I have used the mixed_model function from GLMMadaptive to run a model with fixed effects and a random effect to account for clustering. I have extracted the ICC using icc() from performance. I want to estimate the ICC confidence intervals.
I know that other functions are available to do this that are compatible with lme4 models, but they don't seem to apply to GLMMadaptive models. (note that I have been advised to use GLMMadaptive rather than lme4 due to the differences in approximation methods.)
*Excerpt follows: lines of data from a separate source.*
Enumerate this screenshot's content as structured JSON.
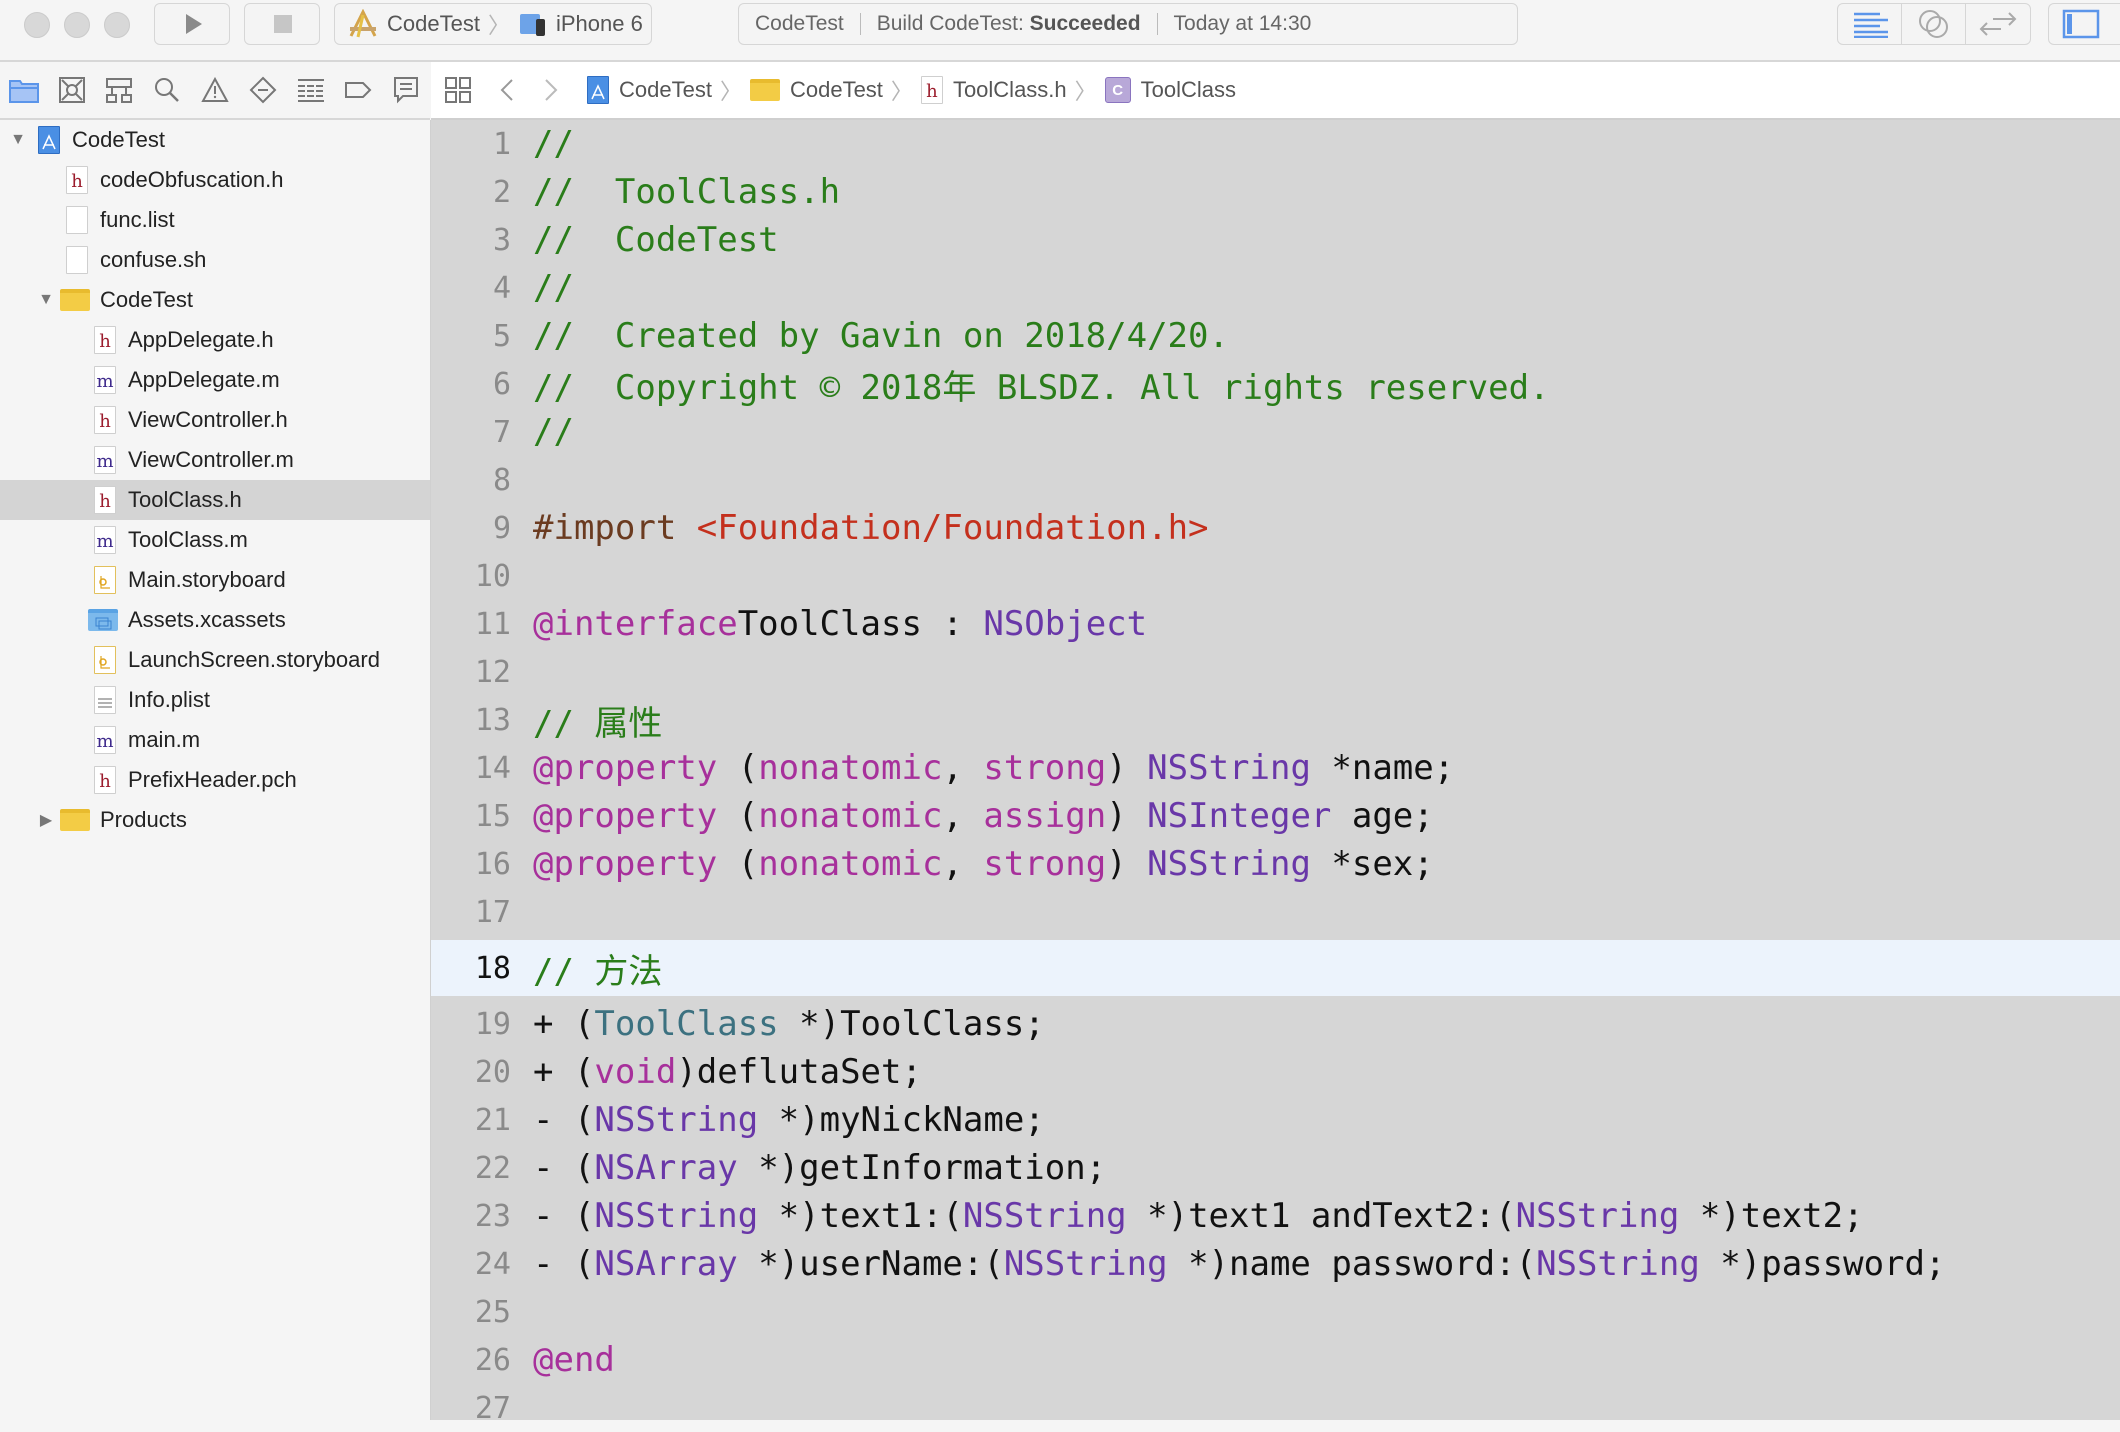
{
  "toolbar": {
    "scheme": {
      "project": "CodeTest",
      "device": "iPhone 6"
    },
    "status": {
      "project": "CodeTest",
      "action_prefix": "Build CodeTest: ",
      "result": "Succeeded",
      "time": "Today at 14:30"
    }
  },
  "navigator": {
    "tabs": [
      "project-navigator",
      "source-control-navigator",
      "symbol-navigator",
      "find-navigator",
      "issue-navigator",
      "test-navigator",
      "debug-navigator",
      "breakpoint-navigator",
      "report-navigator"
    ],
    "items": [
      {
        "label": "CodeTest",
        "type": "project",
        "level": 0,
        "expanded": true
      },
      {
        "label": "codeObfuscation.h",
        "type": "h",
        "level": 1
      },
      {
        "label": "func.list",
        "type": "plain",
        "level": 1
      },
      {
        "label": "confuse.sh",
        "type": "plain",
        "level": 1
      },
      {
        "label": "CodeTest",
        "type": "folder",
        "level": 1,
        "expanded": true
      },
      {
        "label": "AppDelegate.h",
        "type": "h",
        "level": 2
      },
      {
        "label": "AppDelegate.m",
        "type": "m",
        "level": 2
      },
      {
        "label": "ViewController.h",
        "type": "h",
        "level": 2
      },
      {
        "label": "ViewController.m",
        "type": "m",
        "level": 2
      },
      {
        "label": "ToolClass.h",
        "type": "h",
        "level": 2,
        "selected": true
      },
      {
        "label": "ToolClass.m",
        "type": "m",
        "level": 2
      },
      {
        "label": "Main.storyboard",
        "type": "storyboard",
        "level": 2
      },
      {
        "label": "Assets.xcassets",
        "type": "assets",
        "level": 2
      },
      {
        "label": "LaunchScreen.storyboard",
        "type": "storyboard",
        "level": 2
      },
      {
        "label": "Info.plist",
        "type": "plist",
        "level": 2
      },
      {
        "label": "main.m",
        "type": "m",
        "level": 2
      },
      {
        "label": "PrefixHeader.pch",
        "type": "h",
        "level": 2
      },
      {
        "label": "Products",
        "type": "folder",
        "level": 1,
        "expanded": false
      }
    ]
  },
  "jumpbar": {
    "crumbs": [
      {
        "label": "CodeTest",
        "icon": "project"
      },
      {
        "label": "CodeTest",
        "icon": "folder"
      },
      {
        "label": "ToolClass.h",
        "icon": "h"
      },
      {
        "label": "ToolClass",
        "icon": "class"
      }
    ]
  },
  "editor": {
    "current_line": 18,
    "lines": [
      [
        [
          "c-comment",
          "//"
        ]
      ],
      [
        [
          "c-comment",
          "//  ToolClass.h"
        ]
      ],
      [
        [
          "c-comment",
          "//  CodeTest"
        ]
      ],
      [
        [
          "c-comment",
          "//"
        ]
      ],
      [
        [
          "c-comment",
          "//  Created by Gavin on 2018/4/20."
        ]
      ],
      [
        [
          "c-comment",
          "//  Copyright © 2018年 BLSDZ. All rights reserved."
        ]
      ],
      [
        [
          "c-comment",
          "//"
        ]
      ],
      [],
      [
        [
          "c-pre",
          "#import "
        ],
        [
          "c-str",
          "<Foundation/Foundation.h>"
        ]
      ],
      [],
      [
        [
          "c-kw",
          "@interface"
        ],
        [
          "",
          "ToolClass : "
        ],
        [
          "c-type",
          "NSObject"
        ]
      ],
      [],
      [
        [
          "c-comment",
          "// 属性"
        ]
      ],
      [
        [
          "c-kw",
          "@property"
        ],
        [
          "",
          " ("
        ],
        [
          "c-kw",
          "nonatomic"
        ],
        [
          "",
          ", "
        ],
        [
          "c-kw",
          "strong"
        ],
        [
          "",
          ") "
        ],
        [
          "c-type",
          "NSString"
        ],
        [
          "",
          " *name;"
        ]
      ],
      [
        [
          "c-kw",
          "@property"
        ],
        [
          "",
          " ("
        ],
        [
          "c-kw",
          "nonatomic"
        ],
        [
          "",
          ", "
        ],
        [
          "c-kw",
          "assign"
        ],
        [
          "",
          ") "
        ],
        [
          "c-type",
          "NSInteger"
        ],
        [
          "",
          " age;"
        ]
      ],
      [
        [
          "c-kw",
          "@property"
        ],
        [
          "",
          " ("
        ],
        [
          "c-kw",
          "nonatomic"
        ],
        [
          "",
          ", "
        ],
        [
          "c-kw",
          "strong"
        ],
        [
          "",
          ") "
        ],
        [
          "c-type",
          "NSString"
        ],
        [
          "",
          " *sex;"
        ]
      ],
      [],
      [
        [
          "c-comment",
          "// 方法"
        ]
      ],
      [
        [
          "",
          "+ ("
        ],
        [
          "c-cls",
          "ToolClass"
        ],
        [
          "",
          " *)ToolClass;"
        ]
      ],
      [
        [
          "",
          "+ ("
        ],
        [
          "c-kw",
          "void"
        ],
        [
          "",
          ")deflutaSet;"
        ]
      ],
      [
        [
          "",
          "- ("
        ],
        [
          "c-type",
          "NSString"
        ],
        [
          "",
          " *)myNickName;"
        ]
      ],
      [
        [
          "",
          "- ("
        ],
        [
          "c-type",
          "NSArray"
        ],
        [
          "",
          " *)getInformation;"
        ]
      ],
      [
        [
          "",
          "- ("
        ],
        [
          "c-type",
          "NSString"
        ],
        [
          "",
          " *)text1:("
        ],
        [
          "c-type",
          "NSString"
        ],
        [
          "",
          " *)text1 andText2:("
        ],
        [
          "c-type",
          "NSString"
        ],
        [
          "",
          " *)text2;"
        ]
      ],
      [
        [
          "",
          "- ("
        ],
        [
          "c-type",
          "NSArray"
        ],
        [
          "",
          " *)userName:("
        ],
        [
          "c-type",
          "NSString"
        ],
        [
          "",
          " *)name password:("
        ],
        [
          "c-type",
          "NSString"
        ],
        [
          "",
          " *)password;"
        ]
      ],
      [],
      [
        [
          "c-kw",
          "@end"
        ]
      ],
      []
    ]
  }
}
In the meantime, I have used simulate() to try to estimate ICC. This involved simulating new data from my model, re-fitting a new model to simulated data, and extracting parameters of interest. It looks like my code to update the model (newfit = update(m, newy ~ .) is not working and it produces warnings. When I explore the model output, the model output/estimates are the same as the original model and the ICC confidence interval output are just the ICC value.
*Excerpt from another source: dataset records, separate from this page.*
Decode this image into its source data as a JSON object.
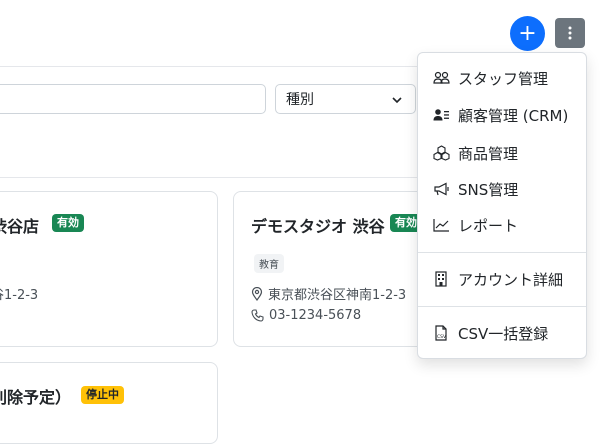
{
  "header": {
    "add_label": "+"
  },
  "filters": {
    "type_select": "種別"
  },
  "cards": [
    {
      "title": "渋谷店",
      "badge": "有効",
      "address": "谷1-2-3"
    },
    {
      "title": "デモスタジオ 渋谷",
      "badge": "有効",
      "tag": "教育",
      "address": "東京都渋谷区神南1-2-3",
      "phone": "03-1234-5678"
    },
    {
      "title": "削除予定）",
      "badge": "停止中"
    }
  ],
  "menu": {
    "items": [
      {
        "label": "スタッフ管理",
        "icon": "people-icon"
      },
      {
        "label": "顧客管理 (CRM)",
        "icon": "person-lines-icon"
      },
      {
        "label": "商品管理",
        "icon": "boxes-icon"
      },
      {
        "label": "SNS管理",
        "icon": "megaphone-icon"
      },
      {
        "label": "レポート",
        "icon": "graph-icon"
      },
      {
        "label": "アカウント詳細",
        "icon": "building-icon"
      },
      {
        "label": "CSV一括登録",
        "icon": "csv-file-icon"
      }
    ]
  },
  "colors": {
    "primary": "#0d6efd",
    "secondary": "#6c757d",
    "success": "#198754",
    "warning": "#ffc107"
  }
}
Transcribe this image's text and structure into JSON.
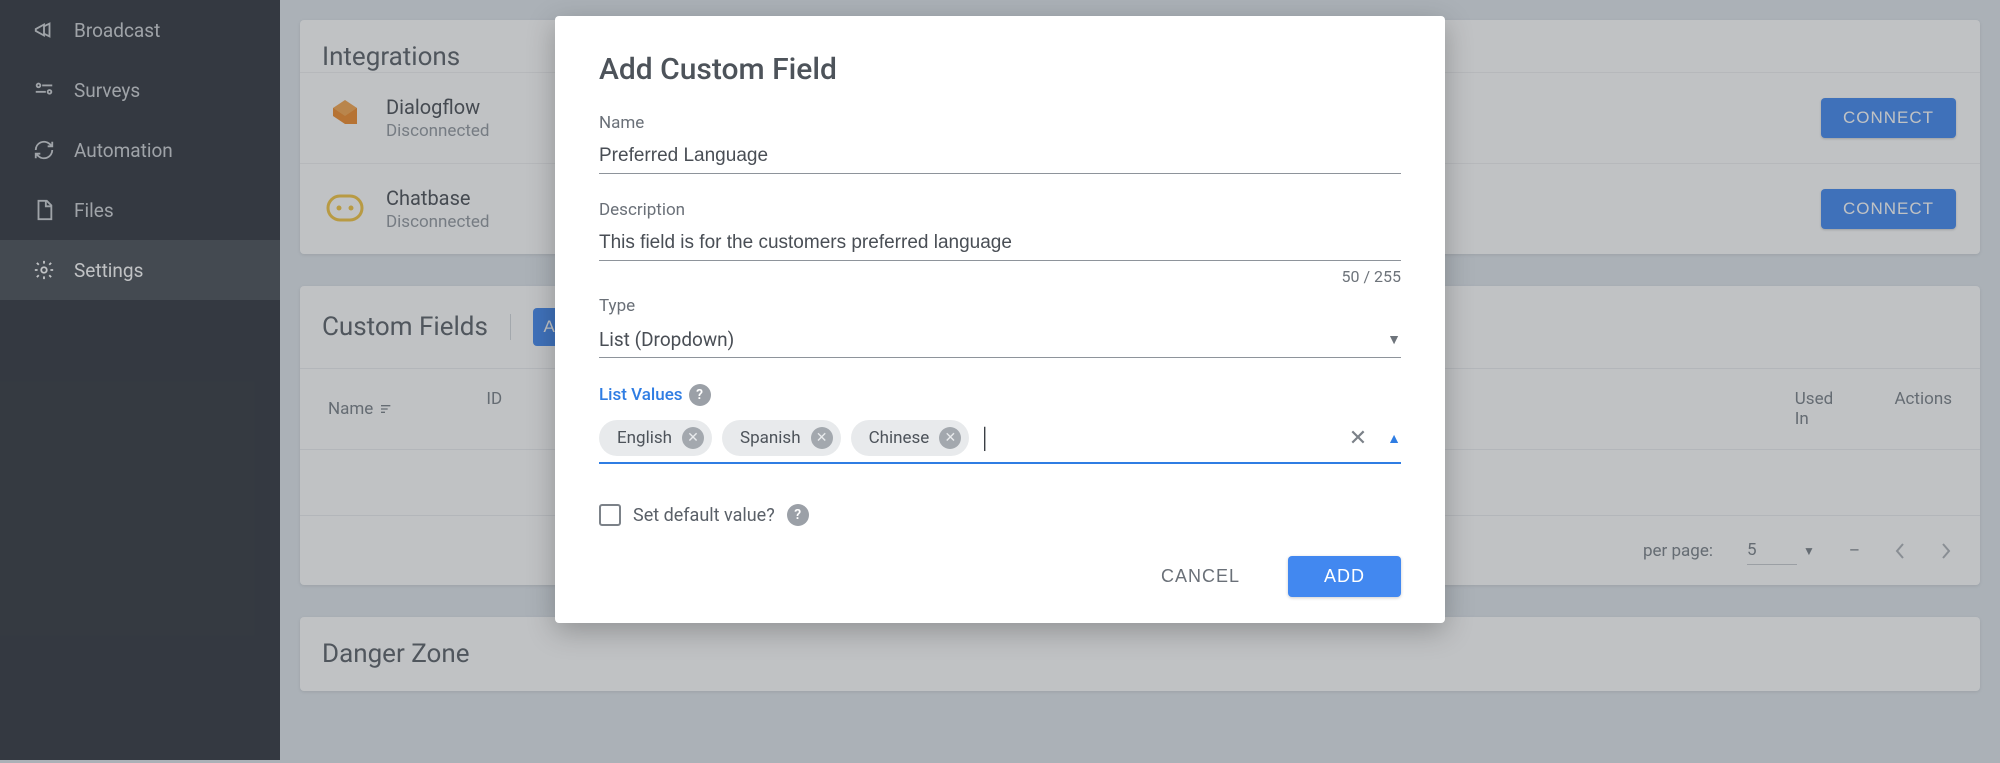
{
  "sidebar": {
    "items": [
      {
        "label": "Broadcast"
      },
      {
        "label": "Surveys"
      },
      {
        "label": "Automation"
      },
      {
        "label": "Files"
      },
      {
        "label": "Settings"
      }
    ]
  },
  "integrations": {
    "title": "Integrations",
    "rows": [
      {
        "name": "Dialogflow",
        "status": "Disconnected",
        "action": "CONNECT"
      },
      {
        "name": "Chatbase",
        "status": "Disconnected",
        "action": "CONNECT"
      }
    ]
  },
  "customFields": {
    "title": "Custom Fields",
    "addLabel": "ADD",
    "columns": {
      "name": "Name",
      "id": "ID",
      "usedIn": "Used In",
      "actions": "Actions"
    },
    "pager": {
      "rowsPerPageLabel": "per page:",
      "rowsPerPageValue": "5",
      "range": "–"
    }
  },
  "dangerZone": {
    "title": "Danger Zone"
  },
  "modal": {
    "title": "Add Custom Field",
    "nameLabel": "Name",
    "nameValue": "Preferred Language",
    "descLabel": "Description",
    "descValue": "This field is for the customers preferred language",
    "descCounter": "50 / 255",
    "typeLabel": "Type",
    "typeValue": "List (Dropdown)",
    "listValuesLabel": "List Values",
    "chips": [
      "English",
      "Spanish",
      "Chinese"
    ],
    "defaultLabel": "Set default value?",
    "cancelLabel": "CANCEL",
    "addLabel": "ADD"
  }
}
In summary, my questions are:
- Is simulate() the right approach to estimate ICC confidence intervals from my model (or is there another specific function that will estimate the parameters)?
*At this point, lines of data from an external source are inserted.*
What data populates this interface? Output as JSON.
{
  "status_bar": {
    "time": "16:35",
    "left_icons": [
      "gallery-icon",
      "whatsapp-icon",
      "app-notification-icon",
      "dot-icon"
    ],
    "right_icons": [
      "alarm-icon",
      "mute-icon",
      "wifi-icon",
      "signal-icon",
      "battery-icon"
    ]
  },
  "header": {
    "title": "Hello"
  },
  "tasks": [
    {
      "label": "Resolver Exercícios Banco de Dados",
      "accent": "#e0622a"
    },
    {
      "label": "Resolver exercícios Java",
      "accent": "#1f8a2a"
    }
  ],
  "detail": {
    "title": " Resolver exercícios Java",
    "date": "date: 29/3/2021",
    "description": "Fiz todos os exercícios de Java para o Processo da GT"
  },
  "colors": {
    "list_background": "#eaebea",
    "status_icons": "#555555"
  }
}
- If simulate() is the right approach, how can I fix my code to produce meaningful/correct estimates?
packages
library(magrittr)
library(dplyr)
#>
#> Attaching package: 'dplyr'
#> The following objects are masked from 'package:stats':
#>
#> filter, lag
#> The following objects are masked from 'package:base':
#>
#> intersect, setdiff, setequal, union
library(GLMMadaptive)
library(performance)
library(reprex)
#Create dataset
set.seed(432)
dummy_vec <- rbinom(400, 1, prob = 0.3) # Create dummy vector
head(dummy_vec) # Print dummy vector
#> [1] 0 0 1 0 1 1
dummy_mat <- matrix(dummy_vec, ncol = 4) # Convert vector to matrix
data <- as.data.frame(dummy_mat) # Convert matrix to data frame
cols<-c("2","3","4")
data %<>%
mutate_each_(funs(factor(.)),cols) # Convert columns to factors
#> Warning: mutate_each_()
was deprecated in dplyr 0.7.0.
#> Please use across()
instead.
#> This warning is displayed once every 8 hours.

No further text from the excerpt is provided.